Нежность от присутствия Фэйхоа, оттого, что недавно подчиняла себя его чувствам, и, конечно, оттого, что мог он в любое мгновение призывно скользнуть ладонью по щеке ее гладкой и притянуть в поцелуе и унести на руках в салон, и она и не вспомнит за ласками, что мчатся они на маяк и вот-вот разобьются. Из-за этого не вникал в заботы ее ума, хотя были ему сродни.
"Астрологиченька вынужденная моя, - он страстно подумал до пресеченья дыханья, - страдание мысли людской совсем исчерпалось. Наслаждение чувства приспело, неотвязное, как простоватая честность народных людей. Наслаждение, что впадает в насилие, как победить его людям, ему?"

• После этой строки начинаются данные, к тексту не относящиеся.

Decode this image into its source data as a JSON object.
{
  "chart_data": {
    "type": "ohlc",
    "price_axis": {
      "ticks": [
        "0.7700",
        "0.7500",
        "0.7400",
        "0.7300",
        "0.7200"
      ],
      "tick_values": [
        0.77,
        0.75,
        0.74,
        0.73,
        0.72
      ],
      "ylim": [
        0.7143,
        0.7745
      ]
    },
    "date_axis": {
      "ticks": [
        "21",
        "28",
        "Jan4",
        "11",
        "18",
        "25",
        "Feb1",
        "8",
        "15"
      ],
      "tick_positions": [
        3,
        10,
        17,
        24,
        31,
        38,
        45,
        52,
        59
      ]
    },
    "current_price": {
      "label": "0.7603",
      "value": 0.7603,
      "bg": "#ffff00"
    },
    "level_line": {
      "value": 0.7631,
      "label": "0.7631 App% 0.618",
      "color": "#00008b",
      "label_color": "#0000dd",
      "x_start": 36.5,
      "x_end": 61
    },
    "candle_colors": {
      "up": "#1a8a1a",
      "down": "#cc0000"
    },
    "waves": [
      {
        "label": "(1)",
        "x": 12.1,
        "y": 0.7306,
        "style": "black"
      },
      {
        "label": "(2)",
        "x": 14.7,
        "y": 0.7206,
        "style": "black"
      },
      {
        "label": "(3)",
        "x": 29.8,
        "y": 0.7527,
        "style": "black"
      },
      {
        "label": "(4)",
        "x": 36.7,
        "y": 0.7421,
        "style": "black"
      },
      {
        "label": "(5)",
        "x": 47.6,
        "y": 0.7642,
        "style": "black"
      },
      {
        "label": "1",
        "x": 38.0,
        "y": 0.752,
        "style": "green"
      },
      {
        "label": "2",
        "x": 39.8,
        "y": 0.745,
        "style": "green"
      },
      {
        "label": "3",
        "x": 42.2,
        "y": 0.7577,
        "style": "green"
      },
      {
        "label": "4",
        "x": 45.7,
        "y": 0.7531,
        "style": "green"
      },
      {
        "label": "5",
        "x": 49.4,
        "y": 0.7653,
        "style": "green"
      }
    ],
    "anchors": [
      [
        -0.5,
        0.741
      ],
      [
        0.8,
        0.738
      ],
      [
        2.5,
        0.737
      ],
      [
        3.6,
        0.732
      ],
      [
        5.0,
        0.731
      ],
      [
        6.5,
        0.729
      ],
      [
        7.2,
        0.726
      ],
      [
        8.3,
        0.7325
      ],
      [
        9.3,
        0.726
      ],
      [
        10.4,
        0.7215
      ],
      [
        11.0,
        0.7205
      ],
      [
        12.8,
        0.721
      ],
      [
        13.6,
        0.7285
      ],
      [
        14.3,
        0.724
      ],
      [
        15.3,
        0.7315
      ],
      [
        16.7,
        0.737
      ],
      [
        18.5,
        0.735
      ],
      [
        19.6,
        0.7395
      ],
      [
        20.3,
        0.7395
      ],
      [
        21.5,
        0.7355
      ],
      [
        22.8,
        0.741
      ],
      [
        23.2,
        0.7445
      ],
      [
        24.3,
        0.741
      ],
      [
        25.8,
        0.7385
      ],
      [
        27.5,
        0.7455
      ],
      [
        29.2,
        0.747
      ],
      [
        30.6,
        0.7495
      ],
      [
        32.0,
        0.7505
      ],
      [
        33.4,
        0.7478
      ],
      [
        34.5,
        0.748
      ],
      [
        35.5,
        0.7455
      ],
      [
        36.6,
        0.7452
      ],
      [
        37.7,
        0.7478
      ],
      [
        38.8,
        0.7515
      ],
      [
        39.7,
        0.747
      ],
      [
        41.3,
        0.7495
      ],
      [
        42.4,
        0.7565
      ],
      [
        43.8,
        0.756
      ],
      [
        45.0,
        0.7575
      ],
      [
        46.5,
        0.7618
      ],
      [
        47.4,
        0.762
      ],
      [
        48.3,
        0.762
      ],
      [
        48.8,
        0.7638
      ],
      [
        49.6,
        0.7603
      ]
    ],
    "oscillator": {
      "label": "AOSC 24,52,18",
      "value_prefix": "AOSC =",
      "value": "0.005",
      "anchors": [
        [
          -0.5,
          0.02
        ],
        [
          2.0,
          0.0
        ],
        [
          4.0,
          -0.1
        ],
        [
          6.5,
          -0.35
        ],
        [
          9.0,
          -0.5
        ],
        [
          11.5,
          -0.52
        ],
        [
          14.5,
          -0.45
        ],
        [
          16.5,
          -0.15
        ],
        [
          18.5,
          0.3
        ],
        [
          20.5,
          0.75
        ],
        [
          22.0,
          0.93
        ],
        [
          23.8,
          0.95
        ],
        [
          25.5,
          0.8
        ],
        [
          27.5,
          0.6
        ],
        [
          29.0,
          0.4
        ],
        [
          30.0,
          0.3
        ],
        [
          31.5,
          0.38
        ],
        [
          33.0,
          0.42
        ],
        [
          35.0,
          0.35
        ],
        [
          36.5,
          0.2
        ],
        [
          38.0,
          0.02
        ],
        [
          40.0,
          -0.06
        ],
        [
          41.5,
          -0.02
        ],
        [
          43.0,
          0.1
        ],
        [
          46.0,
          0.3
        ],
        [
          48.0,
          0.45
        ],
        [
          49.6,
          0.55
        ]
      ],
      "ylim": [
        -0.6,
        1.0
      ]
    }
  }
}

Странным Курнопаю не показалось собственное побуждение, и совесть себя не обозначила, когда, отключивши мотор, он вскинул ее на плечи, будто рыбак марлина, и спустился в салон, где держался полосчатый сумрак из-за опущенных жалюзи. Ожидала, должно быть, что он проявит бизонью безудержность? Ни обиды, ни робости он не заметил: готовность, равную ненасытимой его охоте.
…Океан выстлался перед закатом.
Растерян был Курнопай внезапно: в лед, да и только, вмерз их катер. Уста, пересохшие от поцелуев, на губах даже ощущались пленочки заусениц, прошептали ошеломленно:
- Океан бездыханный!
Тотчас к нему выскользнула Фэйхоа. От бортов отслоились круги, но быстро сгладились, и снова обозначилась прозрачная отверделость.
В отличие от губ Курнопая, губы Фэйхоа росно мерцали, как на горах утрами горицветы, оттенком в гранаты Бразилии. Ни разу она не видела океан застылым и с безотчетностью повторила слова Курнопая: "Океан бездыханный!" - и Курнопай услыхал влажное, электрически соблазнительное пошелестывание губ Фэйхоа.
А едва началось движение воды, они изумились тому, что присутствовали в точке такого покоя, который как гармоническое равновесие между ними и катером, катером и океаном, океаном и земным шаром, планетой и Солнцем и, пожалуй, между Солнцем и нашей вселенной.